The book consists of six chapters and a conclusion. The chapters follow Ermolaev’s periodization of the history of Soviet censorship which stays close to standard practice, although one might bicker about the need for smaller periods, for example breaking off the years of World War II from the preceding period. This highlights an interesting tension-which merits consideration on some theoretical level-about the difference between the history of literature and the history of (literary) censorship. This tension permeates the work while not necessarily disturbing it, so long as the reader brings sufficient background knowledge to the text. Each period chapter follows a standard format of useful subheadings, with the only deviations being under the major subheading of “Political Censorship,” which, interestingly, reveals the shifting political positions of the Party, something Ermolaev cannily distinguishes from “ideology.” Importantly, in his schema he distinguishes two main types of censorship: political and puritanical. Again, this could be theoretically problematic, but remains practically very useful. Some of the other important subheadings include nationalism, children’s literature, and Russia and the West, and these are helpful in completing his picture.

Ermolaev identifies his purpose as comprehensiveness with an emphasis on textual examination. Depending on one’s definition thereof, he can claim to have achieved comprehensiveness, although it is highly schematized. A work of twice this size would be much more comprehensive, and more useful for scholars, but it would be far less accessible to a reader in pursuit of the general outlines of the problem.

While it is almost trite to state that “history” requires contextualization, some introductory remarks on the history of censorship in Imperial Russia would not have been wasted. Instead, the book begins rather suddenly in March 1917 with the Provisional Government’s abolition of censorship. Ermolaev then flashes forward nine months to the Bolsheviks’ immediate re-introduction of it “on the first day of the October Revolution” (1).
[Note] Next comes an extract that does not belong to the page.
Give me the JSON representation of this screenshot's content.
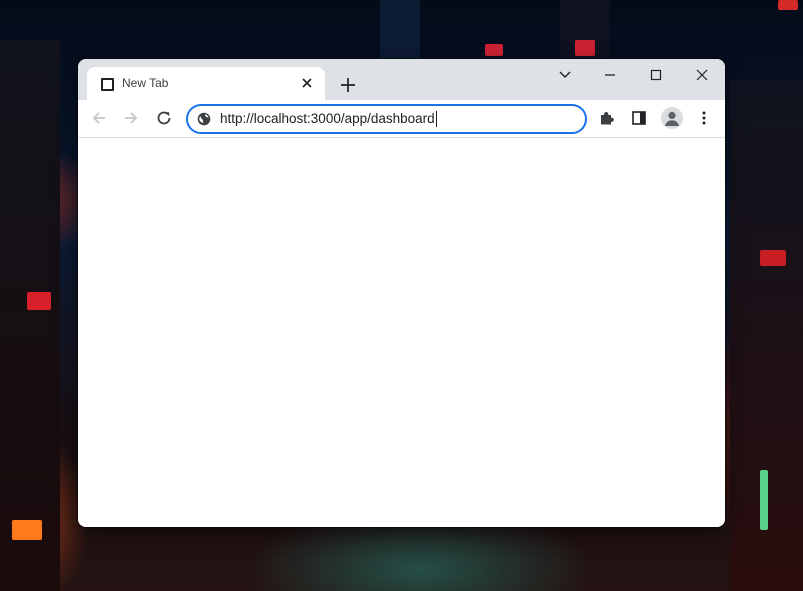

Given the long and important history of censorship in pre-Bolshevik Russia, an articulation of the “context” would have enriched the study and surely taxed neither the author nor the reader.

Similarly, Ermolaev’s schematization and limited objectives lead to distortions of the literary history which, although its narration may not be his goal, is surely meant to be enlightened by this study. For example, there are several passages around works by M.A. Bulgakov. There is a discussion (37-40) of the difficulties he experienced in having two of his plays prepared and accepted for the stage. One of these, Days of the Turbins, is an adaptation of The White Guard (Belaia Gvardiia) for which Ermolaev gives publication dates of 1925 and 1929. Those dates actually refer to incomplete and foreign publications. Unfortunately, there is no indication that The White Guard was, in fact, never published in the Soviet Union until 1973 and in a volume that contained the first complete-or at least uncensored-versions of it as well as of two other novels by Bulgakov, namely The Master and Margarita and Theatrical Novel. In the case of The Master and Margarita, Ermolaev notes its censored Soviet publication in serial form in 1966/67 (185), while omitting mention of the 1973 three-novel volume which was a literary (and, arguably, a political) sensation, a publication that clearly needs to be mentioned in a discussion of the vagaries of censorship during this period. There are numerous examples of this sort of “omission,” including important details pertaining to Zamiatin and Aksenov, to name but two salient ones.

These shortcomings, however, do not override the value of this study. The volume closes with useful notes and a bibliography, and will definitely prove valuable to students and scholars of Russian and Soviet Literature.